Pressupostos e Subentendidos

Ambos pertencem à área dos implícitos, mas possuem marcas distintas:

  • Pressupostos: Ideias não ditas explicitamente, mas inferidas a partir de marcas linguísticas específicas no texto. Verbos (ex.: "parou" pressupõe que fazia antes), advérbios (ex.: "também" pressupõe que outros fizeram), adjetivos (ex.: "qualificados" pressupõe a existência de não qualificados) e orações adjetivas (ex.: "que fizeram silêncio" pressupõe que outros não fizeram).
  • Subentendidos: Informações menos evidentes, que dependem fortemente do contexto extralinguístico e da intenção do falante (ex.: "Você tem horas?" subentende a pergunta sobre a hora atual, não a posse física de horas).

🔴 [ALTÍSSIMA IMPORTÂNCIA EM PROVAS/CONCURSOS] Questões sobre pressupostos exigem a identificação da marca linguística geradora da inferência.

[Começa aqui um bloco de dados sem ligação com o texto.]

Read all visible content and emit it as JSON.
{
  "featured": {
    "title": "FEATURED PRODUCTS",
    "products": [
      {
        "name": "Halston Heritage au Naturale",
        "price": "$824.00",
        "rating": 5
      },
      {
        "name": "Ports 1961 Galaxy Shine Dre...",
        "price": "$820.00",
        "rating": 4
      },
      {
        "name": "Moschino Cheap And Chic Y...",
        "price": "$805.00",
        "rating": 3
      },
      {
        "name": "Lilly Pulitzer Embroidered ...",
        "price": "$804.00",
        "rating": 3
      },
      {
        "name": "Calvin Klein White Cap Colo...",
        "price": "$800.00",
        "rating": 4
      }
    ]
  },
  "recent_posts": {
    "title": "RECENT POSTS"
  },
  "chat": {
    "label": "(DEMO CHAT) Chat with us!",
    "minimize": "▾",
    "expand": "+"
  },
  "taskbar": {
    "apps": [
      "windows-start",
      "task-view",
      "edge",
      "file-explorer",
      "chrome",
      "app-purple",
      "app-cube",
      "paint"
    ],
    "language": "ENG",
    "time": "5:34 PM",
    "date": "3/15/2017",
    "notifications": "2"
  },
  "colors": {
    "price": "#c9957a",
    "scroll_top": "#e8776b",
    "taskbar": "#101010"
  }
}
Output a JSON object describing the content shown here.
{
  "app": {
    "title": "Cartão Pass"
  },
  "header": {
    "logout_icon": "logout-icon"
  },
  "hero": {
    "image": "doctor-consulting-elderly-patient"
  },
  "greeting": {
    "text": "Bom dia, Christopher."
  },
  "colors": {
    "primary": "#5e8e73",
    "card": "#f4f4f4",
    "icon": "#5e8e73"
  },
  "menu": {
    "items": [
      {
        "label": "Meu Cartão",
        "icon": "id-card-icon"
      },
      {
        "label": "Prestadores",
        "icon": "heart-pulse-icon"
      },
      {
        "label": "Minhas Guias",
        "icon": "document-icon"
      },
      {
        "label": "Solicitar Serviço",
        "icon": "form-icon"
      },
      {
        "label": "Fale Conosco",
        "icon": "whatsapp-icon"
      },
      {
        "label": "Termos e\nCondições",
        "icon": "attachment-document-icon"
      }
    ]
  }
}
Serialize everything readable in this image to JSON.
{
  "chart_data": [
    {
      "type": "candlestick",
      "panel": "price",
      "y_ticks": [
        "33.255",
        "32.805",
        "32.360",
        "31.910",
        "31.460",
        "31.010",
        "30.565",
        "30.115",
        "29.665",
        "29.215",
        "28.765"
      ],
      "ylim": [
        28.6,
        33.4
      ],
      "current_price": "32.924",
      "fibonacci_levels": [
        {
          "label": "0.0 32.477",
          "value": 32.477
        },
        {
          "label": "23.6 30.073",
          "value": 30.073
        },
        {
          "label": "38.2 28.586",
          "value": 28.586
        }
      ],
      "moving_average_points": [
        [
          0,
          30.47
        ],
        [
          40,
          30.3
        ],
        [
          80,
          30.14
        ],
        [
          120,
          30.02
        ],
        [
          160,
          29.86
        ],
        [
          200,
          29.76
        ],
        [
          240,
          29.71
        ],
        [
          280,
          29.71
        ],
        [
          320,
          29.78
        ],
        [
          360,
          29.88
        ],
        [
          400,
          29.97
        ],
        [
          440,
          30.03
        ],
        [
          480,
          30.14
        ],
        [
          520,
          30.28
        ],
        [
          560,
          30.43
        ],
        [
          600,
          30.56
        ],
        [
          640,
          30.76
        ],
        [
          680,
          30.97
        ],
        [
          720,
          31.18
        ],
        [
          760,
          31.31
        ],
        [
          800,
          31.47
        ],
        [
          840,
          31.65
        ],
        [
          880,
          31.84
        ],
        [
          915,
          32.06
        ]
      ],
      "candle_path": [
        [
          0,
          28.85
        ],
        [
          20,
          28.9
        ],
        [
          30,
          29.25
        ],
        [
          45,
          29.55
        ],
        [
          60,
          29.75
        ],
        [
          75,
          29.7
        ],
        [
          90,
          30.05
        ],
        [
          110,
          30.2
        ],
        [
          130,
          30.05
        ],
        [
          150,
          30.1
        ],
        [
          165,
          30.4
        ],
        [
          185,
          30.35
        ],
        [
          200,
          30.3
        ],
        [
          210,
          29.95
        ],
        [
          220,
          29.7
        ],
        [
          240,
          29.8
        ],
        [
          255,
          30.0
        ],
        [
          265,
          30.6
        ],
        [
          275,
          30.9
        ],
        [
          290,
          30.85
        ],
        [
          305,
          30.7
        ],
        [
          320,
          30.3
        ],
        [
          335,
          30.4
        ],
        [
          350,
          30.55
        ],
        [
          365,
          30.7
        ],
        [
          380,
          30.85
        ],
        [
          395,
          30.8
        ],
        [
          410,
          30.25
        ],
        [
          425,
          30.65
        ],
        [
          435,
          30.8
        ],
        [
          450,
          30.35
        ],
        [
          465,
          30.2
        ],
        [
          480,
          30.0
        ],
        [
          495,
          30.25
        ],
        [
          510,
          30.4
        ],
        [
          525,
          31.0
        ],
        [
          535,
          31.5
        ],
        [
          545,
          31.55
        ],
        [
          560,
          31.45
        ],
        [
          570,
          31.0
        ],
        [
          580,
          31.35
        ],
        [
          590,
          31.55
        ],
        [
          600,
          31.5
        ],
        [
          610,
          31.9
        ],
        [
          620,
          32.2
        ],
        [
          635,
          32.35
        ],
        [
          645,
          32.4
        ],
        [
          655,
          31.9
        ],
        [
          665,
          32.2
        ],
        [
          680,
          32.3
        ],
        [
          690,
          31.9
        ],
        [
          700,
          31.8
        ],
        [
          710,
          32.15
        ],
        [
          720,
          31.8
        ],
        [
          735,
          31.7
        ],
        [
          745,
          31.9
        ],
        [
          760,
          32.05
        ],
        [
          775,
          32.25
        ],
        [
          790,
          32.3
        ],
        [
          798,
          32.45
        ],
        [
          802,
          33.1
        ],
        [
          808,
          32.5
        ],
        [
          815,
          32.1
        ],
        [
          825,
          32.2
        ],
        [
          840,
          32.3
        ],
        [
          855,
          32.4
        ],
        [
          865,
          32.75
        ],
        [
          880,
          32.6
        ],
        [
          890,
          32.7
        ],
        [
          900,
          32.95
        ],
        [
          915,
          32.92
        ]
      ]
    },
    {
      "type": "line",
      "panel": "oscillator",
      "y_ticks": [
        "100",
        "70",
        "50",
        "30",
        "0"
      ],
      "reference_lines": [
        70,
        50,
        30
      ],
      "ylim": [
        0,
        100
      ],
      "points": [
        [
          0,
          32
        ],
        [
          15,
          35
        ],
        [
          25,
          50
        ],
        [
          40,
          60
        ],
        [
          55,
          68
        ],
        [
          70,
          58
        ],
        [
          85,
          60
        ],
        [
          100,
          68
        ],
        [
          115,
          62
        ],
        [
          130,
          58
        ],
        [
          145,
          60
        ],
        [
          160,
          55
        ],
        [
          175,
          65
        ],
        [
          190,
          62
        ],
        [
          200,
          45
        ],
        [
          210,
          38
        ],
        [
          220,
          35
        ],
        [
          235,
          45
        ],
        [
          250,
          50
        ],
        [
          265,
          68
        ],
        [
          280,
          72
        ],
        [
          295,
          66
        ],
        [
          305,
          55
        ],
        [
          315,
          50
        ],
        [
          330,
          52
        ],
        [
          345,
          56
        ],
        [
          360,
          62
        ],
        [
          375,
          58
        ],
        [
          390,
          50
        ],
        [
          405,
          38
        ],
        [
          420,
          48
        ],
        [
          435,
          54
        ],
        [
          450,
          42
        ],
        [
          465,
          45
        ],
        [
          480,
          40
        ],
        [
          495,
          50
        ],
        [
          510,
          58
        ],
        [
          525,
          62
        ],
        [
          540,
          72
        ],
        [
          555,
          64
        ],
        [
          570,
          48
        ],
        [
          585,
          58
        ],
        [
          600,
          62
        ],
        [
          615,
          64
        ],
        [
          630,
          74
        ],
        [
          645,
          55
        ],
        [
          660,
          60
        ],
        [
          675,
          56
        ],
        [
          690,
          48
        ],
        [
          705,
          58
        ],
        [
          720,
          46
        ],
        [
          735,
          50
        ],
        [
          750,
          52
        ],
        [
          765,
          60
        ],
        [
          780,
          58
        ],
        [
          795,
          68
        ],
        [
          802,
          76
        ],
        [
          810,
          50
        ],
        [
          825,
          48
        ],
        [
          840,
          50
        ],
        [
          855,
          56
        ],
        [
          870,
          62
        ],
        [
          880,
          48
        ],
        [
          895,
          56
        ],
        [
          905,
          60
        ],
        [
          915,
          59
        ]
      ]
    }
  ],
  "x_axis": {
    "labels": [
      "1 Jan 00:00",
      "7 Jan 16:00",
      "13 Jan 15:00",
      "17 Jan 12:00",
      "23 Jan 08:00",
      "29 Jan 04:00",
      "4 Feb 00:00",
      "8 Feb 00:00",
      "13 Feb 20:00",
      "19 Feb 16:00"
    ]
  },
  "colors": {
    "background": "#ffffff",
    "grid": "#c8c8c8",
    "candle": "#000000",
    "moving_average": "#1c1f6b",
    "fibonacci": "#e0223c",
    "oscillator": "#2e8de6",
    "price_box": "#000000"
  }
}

O erro recorrente é confundir pressuposto (marcado no texto) com subentendido (dependente do contexto).

Intertextualidade e Gêneros Textuais

Modalidades de Intertextualidade

A intertextualidade é a superposição ou referência de um texto a outro. Ocorre por meio de:

  • Citação: Transcrição exata das palavras de outro autor (citação direta).
  • Paráfrase: Reescrita da ideia de outro autor com as próprias palavras (citação indireta).
  • Alusão: Referência vaga e indireta, exigindo conhecimento prévio do leitor.
  • Paródia: Releitura cômica, irônica ou de deboche de uma obra ou fato conhecido.
  • Intertextualidade intergêneros: Hibridização em que um gênero textual assume a forma de outro para fins comunicativos (ex.: artigo de opinião em formato de tirinha).

🟡 [ALTA/MÉDIA IMPORTÂNCIA EM PROVAS/CONCURSOS] A distinção entre paráfrase (mantém o sentido, muda a forma) e paródia (subverte o sentido com humor/ironia) é frequentemente cobrada em provas de literatura e interpretação.

Epígrafe e Intratextualidade

A epígrafe é um texto sucinto, em prosa ou verso, posicionado no início de uma obra ou capítulo. Funciona como elemento intertextual que fornece pistas interpretativas, indica o tom de leitura ou esclarece o título. A intratextualidade ocorre quando o autor cria elos de aproximação entre partes de uma mesma obra, conferindo unidade ao conjunto.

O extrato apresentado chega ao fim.